The whole exercise is creating a paradise for subsidy-grabbers, rent-seekers, regulator-capturers and consumers-gougers as it is being bolted on to entirely dysfunctional energy and transport markets. It also provides an avenue to power for some of those on the left who have lost every other argument. There are far, far more efficient and effective ways of securing the EU's top-level climate change objectives.
I wouldn't for one moment trust the motives of the Minister, but in this case he is wisely signalling the need for a pause for thought and deeper consideration. It may be that the even more madcap schemes in the UK will come under scrutiny in a Competition Commission inquiry. And generally throughout the EU, as voters become aware of the huge costs that will be incurred to secure the EU's laudable climate change objectives - at a time of severe economic crisis, the demand for a review and a re-assessment will grow.
There is a broad popular consensus to address climate change, but voters will not pay over the top to achieve it and reward greedy profiteers and power-hungry and increasingly strident and potentially dictatorial Greens and left-wingers.
Just because there is a debt crisis doesn’t mean we can't tackle climate change - thats a very short sighted comment. Any solutions we devise to address the current economic crisis MUST take climate change into account. If they do not, then all we are doing is setting ourselves up for the climate change crisis , which has already struck the developing world. We have a duty to future generations here and current generations in Africa and Asia to address this issue now.

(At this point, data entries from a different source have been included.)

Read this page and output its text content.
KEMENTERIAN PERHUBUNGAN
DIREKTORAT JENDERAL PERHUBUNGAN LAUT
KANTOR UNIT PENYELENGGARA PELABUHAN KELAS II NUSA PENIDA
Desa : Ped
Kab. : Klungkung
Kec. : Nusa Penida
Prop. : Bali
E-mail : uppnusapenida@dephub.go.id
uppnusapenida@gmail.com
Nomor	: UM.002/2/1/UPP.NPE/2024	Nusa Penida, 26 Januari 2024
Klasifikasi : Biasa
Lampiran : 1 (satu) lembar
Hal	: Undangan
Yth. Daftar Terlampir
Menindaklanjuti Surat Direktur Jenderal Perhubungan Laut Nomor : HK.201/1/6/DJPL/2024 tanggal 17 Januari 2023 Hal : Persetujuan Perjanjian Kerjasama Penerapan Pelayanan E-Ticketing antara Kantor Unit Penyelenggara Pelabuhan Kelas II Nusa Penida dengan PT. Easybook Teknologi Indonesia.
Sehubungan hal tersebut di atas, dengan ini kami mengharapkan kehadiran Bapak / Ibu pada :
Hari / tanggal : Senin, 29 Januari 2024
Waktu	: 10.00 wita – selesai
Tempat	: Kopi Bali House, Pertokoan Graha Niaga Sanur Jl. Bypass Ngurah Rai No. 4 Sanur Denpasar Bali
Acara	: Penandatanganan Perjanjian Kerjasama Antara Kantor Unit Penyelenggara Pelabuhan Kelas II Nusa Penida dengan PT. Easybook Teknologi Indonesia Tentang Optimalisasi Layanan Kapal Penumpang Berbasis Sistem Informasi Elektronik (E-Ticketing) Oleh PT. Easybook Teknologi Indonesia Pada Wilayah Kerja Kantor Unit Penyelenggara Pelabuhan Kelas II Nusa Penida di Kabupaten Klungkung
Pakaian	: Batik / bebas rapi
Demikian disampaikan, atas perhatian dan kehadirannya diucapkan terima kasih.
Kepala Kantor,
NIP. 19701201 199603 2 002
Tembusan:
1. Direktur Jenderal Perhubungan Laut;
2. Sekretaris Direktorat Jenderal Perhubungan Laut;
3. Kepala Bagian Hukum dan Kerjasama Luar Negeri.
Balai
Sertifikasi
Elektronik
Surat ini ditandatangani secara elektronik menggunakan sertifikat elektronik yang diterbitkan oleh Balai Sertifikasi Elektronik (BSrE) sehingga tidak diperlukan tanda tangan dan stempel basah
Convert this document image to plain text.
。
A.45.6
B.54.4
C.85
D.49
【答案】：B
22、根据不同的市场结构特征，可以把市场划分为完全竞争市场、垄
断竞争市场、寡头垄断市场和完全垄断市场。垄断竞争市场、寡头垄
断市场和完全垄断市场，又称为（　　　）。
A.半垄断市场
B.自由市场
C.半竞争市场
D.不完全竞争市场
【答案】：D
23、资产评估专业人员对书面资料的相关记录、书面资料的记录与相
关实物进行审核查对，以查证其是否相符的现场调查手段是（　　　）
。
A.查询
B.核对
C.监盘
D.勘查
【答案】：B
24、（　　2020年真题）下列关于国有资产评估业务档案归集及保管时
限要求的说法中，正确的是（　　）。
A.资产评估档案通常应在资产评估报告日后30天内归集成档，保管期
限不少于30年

Oh, the joys of participating on a blog of this nature. One sets oneself up for a whacking by the bearers of pseudonyms and 'anonymouses'. I perfectly understand that some people feel compelled to conceal their identities, but, more often than not, it provides the cover just to 'have a go'. And for those who feel compelled to conceal their identities because of employment or affiliation, I would be more impressed if there was evidence that they were pushing back against this restraint on freedom of speech by an individual. Those concealing their identities should be required to declare the constraints that compel them to do so. It won't stop the cowardly sniping, but it might encourage some pause for thought. And it might encourage some consideration of the distinctions between existing, but unjustified, constraints on an individual's freedom of experession in his or her own name and individuals, unnecessarily, imposing constraints on themselves - and those who are under no real or imagined restraint in terms of revealing their identities, but who want to 'have a go' and are too cowardly to reveal their identities.